The coronavirus pandemic has upended the lives of everyone in our city, and no more so than the lives of our children and young people. But we as a council, have stepped up to do the best by our children and make sure that in our covid-19 response we have put them first.
Council calls on Government to address funding disparities for Early Years provision in Sheffield
Executive Member for Education, Children and Families, Councillor Jayne Dunn is calling on the Government to address funding disparities to Early Years provision in Sheffield.
Councillor Dunn advocates that the early years are critical for a child’s development and childcare is a fundamental building block of our economy and further believes that over the last decade, early years services have been neglected by the government.
In a letter issued today to the Secretary of State, Gavin Williamson, Councillor Jayne Dunn expressed her concerns regarding the disparity in Sheffield’s hourly Funded Early Learning (FEL) rate, compared to other core cities with similar socio-economic conditions. She outlines the variation in the hourly FEL rate across comparative core cities showing that Bristol receives £5.69 per hour for 3–4-year-olds, some 21% higher than Sheffield’s rate of £4.71 per hour.
Councillor Jayne Dunn said, “From a Sheffield perspective it appears that we continue to be underfunded compared to other local authorities – there has been a similar increase (around 3% for all other core cities except Bristol), which means the historic anomalies in funding have not been addressed.
“In addition to the inconsistencies in funding across local authorities, we believe that the increase being offered nationally is insufficient to meet the increasing costs as a result of the National Living Wage which has increased by around 11% over the period 2018/19 to 2021/22, and which exemplifies the shortfall between FEL growth and wage costs.”
Councillor Jayne Dunn also highlights that the sector has been disproportionately impacted by Covid-19. Despite early years providers being relied upon to enable key workers to continue to work during the pandemic; they received far less financial protection than schools and did not receive the additional funding for Spring 2021 as anticipated. Staffing in the sector is also becoming and issue due to the inability to pay competitive rates.
Cllr Dunn continues, “While Sheffield City Council provided additional support for the publicly funded hours (over and above national guidance), early years providers received little support for the paid provision.
“The insufficient increase in funding, historical underfunding, increasing costs and impact of Covid-19 means that early years providers in Sheffield will be faced with financial sustainability issues across the childcare sector.

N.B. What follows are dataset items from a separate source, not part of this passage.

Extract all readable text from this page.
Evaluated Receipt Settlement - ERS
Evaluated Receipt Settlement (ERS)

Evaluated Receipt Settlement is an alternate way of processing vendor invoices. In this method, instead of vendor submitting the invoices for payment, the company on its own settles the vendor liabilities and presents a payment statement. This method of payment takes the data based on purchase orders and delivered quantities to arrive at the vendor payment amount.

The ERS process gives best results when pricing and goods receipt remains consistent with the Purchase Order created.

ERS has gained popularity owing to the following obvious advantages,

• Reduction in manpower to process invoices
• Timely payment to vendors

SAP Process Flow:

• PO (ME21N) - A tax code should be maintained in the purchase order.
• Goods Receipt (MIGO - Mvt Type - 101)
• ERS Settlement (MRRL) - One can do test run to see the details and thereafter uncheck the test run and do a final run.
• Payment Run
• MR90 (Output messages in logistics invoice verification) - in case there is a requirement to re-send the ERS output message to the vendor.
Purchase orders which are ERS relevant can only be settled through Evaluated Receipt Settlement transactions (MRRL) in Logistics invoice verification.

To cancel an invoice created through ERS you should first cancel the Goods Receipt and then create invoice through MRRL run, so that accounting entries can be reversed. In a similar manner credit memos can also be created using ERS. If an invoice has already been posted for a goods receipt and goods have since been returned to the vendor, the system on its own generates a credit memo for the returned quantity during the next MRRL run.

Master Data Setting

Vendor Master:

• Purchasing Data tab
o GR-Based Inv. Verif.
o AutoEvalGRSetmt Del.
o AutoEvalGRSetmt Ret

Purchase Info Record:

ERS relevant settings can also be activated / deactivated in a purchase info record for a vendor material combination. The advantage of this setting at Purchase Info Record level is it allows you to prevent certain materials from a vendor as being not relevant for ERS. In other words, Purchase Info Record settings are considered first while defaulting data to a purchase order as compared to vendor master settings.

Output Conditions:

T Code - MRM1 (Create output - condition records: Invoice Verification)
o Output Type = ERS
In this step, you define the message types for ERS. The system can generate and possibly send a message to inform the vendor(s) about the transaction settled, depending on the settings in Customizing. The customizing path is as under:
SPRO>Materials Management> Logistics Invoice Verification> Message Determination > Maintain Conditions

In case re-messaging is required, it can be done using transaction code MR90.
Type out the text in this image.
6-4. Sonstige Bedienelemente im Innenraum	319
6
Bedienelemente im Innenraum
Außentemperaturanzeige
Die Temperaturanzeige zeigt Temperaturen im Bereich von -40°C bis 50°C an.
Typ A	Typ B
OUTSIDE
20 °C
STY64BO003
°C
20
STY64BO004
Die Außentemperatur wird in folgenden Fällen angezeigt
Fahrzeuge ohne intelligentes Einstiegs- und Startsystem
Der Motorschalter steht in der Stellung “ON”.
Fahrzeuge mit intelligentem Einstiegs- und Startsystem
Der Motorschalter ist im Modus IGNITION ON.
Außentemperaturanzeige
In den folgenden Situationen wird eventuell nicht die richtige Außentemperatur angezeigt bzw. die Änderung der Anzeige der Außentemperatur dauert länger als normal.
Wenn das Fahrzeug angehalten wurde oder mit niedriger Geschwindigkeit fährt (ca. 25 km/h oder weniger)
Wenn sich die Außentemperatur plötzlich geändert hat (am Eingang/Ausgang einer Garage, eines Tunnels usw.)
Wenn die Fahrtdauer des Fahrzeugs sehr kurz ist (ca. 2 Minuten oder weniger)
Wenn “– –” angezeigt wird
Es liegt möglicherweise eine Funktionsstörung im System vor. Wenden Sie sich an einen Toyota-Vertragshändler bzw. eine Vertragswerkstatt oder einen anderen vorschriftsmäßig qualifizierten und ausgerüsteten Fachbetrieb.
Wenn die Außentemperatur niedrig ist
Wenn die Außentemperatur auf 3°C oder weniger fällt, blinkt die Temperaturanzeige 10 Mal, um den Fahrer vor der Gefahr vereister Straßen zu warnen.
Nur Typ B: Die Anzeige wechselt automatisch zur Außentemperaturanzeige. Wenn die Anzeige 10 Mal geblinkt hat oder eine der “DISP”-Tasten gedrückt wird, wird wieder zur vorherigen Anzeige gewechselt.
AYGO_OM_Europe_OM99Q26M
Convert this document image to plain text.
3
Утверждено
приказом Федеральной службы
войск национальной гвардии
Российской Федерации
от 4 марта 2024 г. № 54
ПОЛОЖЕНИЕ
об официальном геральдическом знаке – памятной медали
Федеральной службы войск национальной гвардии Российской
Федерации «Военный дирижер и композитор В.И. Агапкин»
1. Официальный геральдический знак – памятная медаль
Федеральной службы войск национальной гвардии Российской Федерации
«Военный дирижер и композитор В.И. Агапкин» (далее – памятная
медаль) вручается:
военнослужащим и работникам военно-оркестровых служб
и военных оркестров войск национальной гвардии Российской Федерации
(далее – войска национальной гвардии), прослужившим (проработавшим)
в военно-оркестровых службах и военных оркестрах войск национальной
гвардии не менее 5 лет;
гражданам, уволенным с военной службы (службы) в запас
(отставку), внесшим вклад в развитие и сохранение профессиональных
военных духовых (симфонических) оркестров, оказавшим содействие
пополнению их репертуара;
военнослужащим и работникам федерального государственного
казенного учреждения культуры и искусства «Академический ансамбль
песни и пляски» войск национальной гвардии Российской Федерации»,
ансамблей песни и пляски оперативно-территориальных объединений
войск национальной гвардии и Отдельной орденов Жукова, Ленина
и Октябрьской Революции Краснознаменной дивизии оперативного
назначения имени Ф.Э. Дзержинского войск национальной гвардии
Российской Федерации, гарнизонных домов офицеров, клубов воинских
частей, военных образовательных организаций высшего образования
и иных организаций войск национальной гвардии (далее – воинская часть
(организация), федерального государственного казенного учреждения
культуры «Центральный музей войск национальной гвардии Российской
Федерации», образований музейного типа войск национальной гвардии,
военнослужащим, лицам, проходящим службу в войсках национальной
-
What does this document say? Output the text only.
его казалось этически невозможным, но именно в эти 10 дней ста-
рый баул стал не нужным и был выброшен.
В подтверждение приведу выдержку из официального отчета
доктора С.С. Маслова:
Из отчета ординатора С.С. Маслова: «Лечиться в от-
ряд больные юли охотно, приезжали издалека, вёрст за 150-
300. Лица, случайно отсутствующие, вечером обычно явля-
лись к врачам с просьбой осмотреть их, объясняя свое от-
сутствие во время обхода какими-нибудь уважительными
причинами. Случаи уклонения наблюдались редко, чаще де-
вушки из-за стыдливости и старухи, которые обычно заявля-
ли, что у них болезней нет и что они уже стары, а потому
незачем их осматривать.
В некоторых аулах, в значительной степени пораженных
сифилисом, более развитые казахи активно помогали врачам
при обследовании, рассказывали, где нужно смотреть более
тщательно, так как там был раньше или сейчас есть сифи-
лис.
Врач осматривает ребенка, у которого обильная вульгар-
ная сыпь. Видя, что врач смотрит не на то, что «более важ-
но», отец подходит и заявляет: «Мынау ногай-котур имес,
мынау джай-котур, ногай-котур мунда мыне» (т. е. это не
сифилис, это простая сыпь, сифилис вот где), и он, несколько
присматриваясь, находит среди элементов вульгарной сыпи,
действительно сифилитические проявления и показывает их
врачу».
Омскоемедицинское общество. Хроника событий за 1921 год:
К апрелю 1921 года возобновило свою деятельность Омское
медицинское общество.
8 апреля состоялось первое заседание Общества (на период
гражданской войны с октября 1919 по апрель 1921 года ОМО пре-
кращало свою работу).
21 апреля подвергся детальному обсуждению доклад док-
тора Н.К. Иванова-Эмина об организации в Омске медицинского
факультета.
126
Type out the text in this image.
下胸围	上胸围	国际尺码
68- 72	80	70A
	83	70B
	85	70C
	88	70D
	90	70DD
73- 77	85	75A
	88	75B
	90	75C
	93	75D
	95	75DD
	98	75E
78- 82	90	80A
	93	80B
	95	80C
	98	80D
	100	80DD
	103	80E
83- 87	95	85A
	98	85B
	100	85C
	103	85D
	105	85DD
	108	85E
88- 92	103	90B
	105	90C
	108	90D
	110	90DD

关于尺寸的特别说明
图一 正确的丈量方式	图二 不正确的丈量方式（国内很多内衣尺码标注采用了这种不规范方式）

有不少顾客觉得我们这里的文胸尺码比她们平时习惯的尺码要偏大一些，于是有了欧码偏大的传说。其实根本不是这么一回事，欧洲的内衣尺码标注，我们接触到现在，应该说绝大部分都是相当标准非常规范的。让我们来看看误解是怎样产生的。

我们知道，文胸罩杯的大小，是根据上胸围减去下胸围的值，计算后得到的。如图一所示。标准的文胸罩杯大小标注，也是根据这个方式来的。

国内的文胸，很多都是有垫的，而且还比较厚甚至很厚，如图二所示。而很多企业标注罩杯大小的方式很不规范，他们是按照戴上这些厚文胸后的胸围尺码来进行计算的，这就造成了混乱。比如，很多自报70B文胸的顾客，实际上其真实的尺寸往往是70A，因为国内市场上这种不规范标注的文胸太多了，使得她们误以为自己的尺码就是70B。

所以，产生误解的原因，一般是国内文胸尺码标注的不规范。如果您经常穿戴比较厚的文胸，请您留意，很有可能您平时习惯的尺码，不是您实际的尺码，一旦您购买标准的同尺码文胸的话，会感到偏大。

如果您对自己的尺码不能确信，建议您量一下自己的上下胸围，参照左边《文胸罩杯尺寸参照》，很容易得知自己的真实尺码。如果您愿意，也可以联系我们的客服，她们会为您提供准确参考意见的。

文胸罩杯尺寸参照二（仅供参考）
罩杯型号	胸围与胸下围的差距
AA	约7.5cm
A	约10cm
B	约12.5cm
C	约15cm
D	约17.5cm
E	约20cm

This could potentially lead to closure for a number of providers, seriously impacting our ability to provide sufficient FEL and Childcare places for parents in the city.
“It is also becoming increasingly difficult to recruit and retain quality staff due to the early years providers’ ability to pay competitive rates.
“Low staffing levels within settings have an impact on providers being able to access SEND and safeguarding training, meetings and networks which would benefit the children and families in their care, resulting in issues not being diagnosed, addressed or supported as there are not the staff numbers to cover whilst maintaining required ratios. In addition, many settings cannot afford to access training and there are some practitioners who self-fund their own training and further qualifications.”
The letter to Government has been prompted by many years of standstill funding for FEL in Sheffield resulting in a real terms reduction in funding for the early years sector, and due to inflation and increased costs there is little to no cost saving that can be done without impacting on the outcomes for Sheffield children.
“Sheffield City Council continues to work with early years providers via the Schools Forum and its Early Years Working Group to assess any potential impact on the sector and to provide support and guidance.
“As Vicky Ford MP said in a recent speech: ‘The early years experience is a vital part of a child’s education. It is when children develop the communication skills that set them up for life. Those skills cannot be taught online.’ We trust you can see that the historically low FEL allocation continues to be seriously disadvantageous for Sheffield early years providers and we would therefore appreciate your help to increase funding to this sector without delay.”, wrote Councillor Jayne Dunn.